As we talk, I find myself growing even more comfortable—I’ve never felt this safe before, or this tipsy on good wine. Right now, I feel like I could curl up in front of the fireplace like a cat and never let another worry drift through my head. But when dinner is over, and when Rafe pushes away from the table and stands over me, the firelight dancing behind him—well, comfort subsides and the thrill of danger lights inside of me. He looks at me like he wants to devour me whole, lay me bare and pleading before him as he ravishes me.
That’s the kind of dessert I crave. That, and chocolate fondue.
“Come here.” He lifts me to my feet. His lips find mine, his hands roaming greedily over my body. I taste the wine and the whiskey on his mouth and tongue, my body melting against his. Moaning, I trace my hand up his body, cup his cheek—
Rafe jolts like I’ve electrocuted him. “My God, woman. Your hands are still like ice.” He envelops my hand in his, his calluses rough, his palms warm. Eesh, he’s right. I’m a horny popsicle right now.
“I have bad circulation. Does that turn you on?” I giggle as he nibbles at my neck.
“I’m hard just thinking about it, but I need you a little less frozen before I get you naked.

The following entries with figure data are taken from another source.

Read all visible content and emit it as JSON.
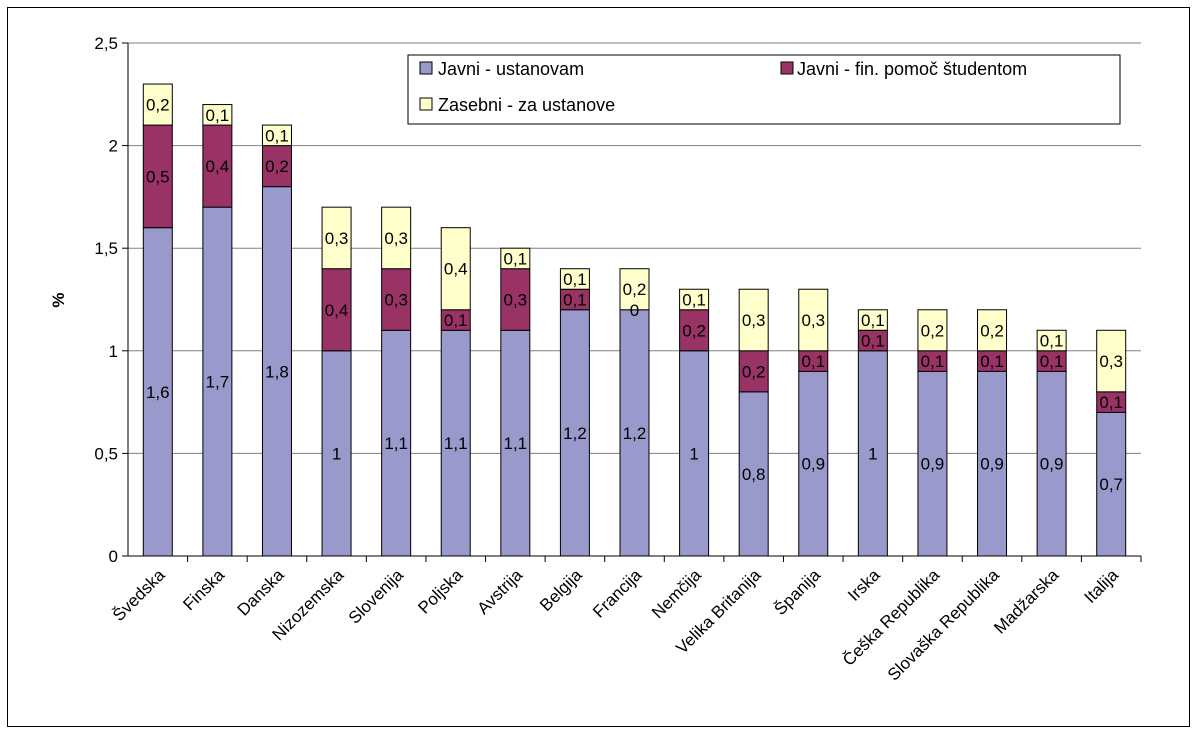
{
  "chart_data": {
    "type": "bar",
    "stacked": true,
    "ylabel": "%",
    "xlabel": "",
    "title": "",
    "ylim": [
      0,
      2.5
    ],
    "yticks": [
      0,
      0.5,
      1,
      1.5,
      2,
      2.5
    ],
    "ytick_labels": [
      "0",
      "0,5",
      "1",
      "1,5",
      "2",
      "2,5"
    ],
    "grid": true,
    "legend_position": "top-right",
    "categories": [
      "Švedska",
      "Finska",
      "Danska",
      "Nizozemska",
      "Slovenija",
      "Poljska",
      "Avstrija",
      "Belgija",
      "Francija",
      "Nemčija",
      "Velika Britanija",
      "Španija",
      "Irska",
      "Češka Republika",
      "Slovaška Republika",
      "Madžarska",
      "Italija"
    ],
    "series": [
      {
        "name": "Javni - ustanovam",
        "color": "#9999cc",
        "values": [
          1.6,
          1.7,
          1.8,
          1.0,
          1.1,
          1.1,
          1.1,
          1.2,
          1.2,
          1.0,
          0.8,
          0.9,
          1.0,
          0.9,
          0.9,
          0.9,
          0.7
        ],
        "labels": [
          "1,6",
          "1,7",
          "1,8",
          "1",
          "1,1",
          "1,1",
          "1,1",
          "1,2",
          "1,2",
          "1",
          "0,8",
          "0,9",
          "1",
          "0,9",
          "0,9",
          "0,9",
          "0,7"
        ]
      },
      {
        "name": "Javni - fin. pomoč študentom",
        "color": "#993366",
        "values": [
          0.5,
          0.4,
          0.2,
          0.4,
          0.3,
          0.1,
          0.3,
          0.1,
          0.0,
          0.2,
          0.2,
          0.1,
          0.1,
          0.1,
          0.1,
          0.1,
          0.1
        ],
        "labels": [
          "0,5",
          "0,4",
          "0,2",
          "0,4",
          "0,3",
          "0,1",
          "0,3",
          "0,1",
          "0",
          "0,2",
          "0,2",
          "0,1",
          "0,1",
          "0,1",
          "0,1",
          "0,1",
          "0,1"
        ]
      },
      {
        "name": "Zasebni - za ustanove",
        "color": "#ffffcc",
        "values": [
          0.2,
          0.1,
          0.1,
          0.3,
          0.3,
          0.4,
          0.1,
          0.1,
          0.2,
          0.1,
          0.3,
          0.3,
          0.1,
          0.2,
          0.2,
          0.1,
          0.3
        ],
        "labels": [
          "0,2",
          "0,1",
          "0,1",
          "0,3",
          "0,3",
          "0,4",
          "0,1",
          "0,1",
          "0,2",
          "0,1",
          "0,3",
          "0,3",
          "0,1",
          "0,2",
          "0,2",
          "0,1",
          "0,3"
        ]
      }
    ]
  }
}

Otherwise, my tongue’s liable to stick to you. Come on.” He leads me into the bathroom, which is of course palatial and tiled entirely in cream marble veined with gold. The tub’s the size of a minor swimming pool, and soon a bath’s been run. Steam clouds the mirrors. I put up my hair and undress, enjoying the way Rafe’s gaze trails longingly down my body. He helps get me naked, and as I sink into the bath, he removes his jacket and rolls his sleeve. His hand dips into the water and moves down my body, his thumb teasing over my breast. My gasp echoes in the marble room when he slips his hand between my thighs, rubbing the swollen and sensitive bud he finds there.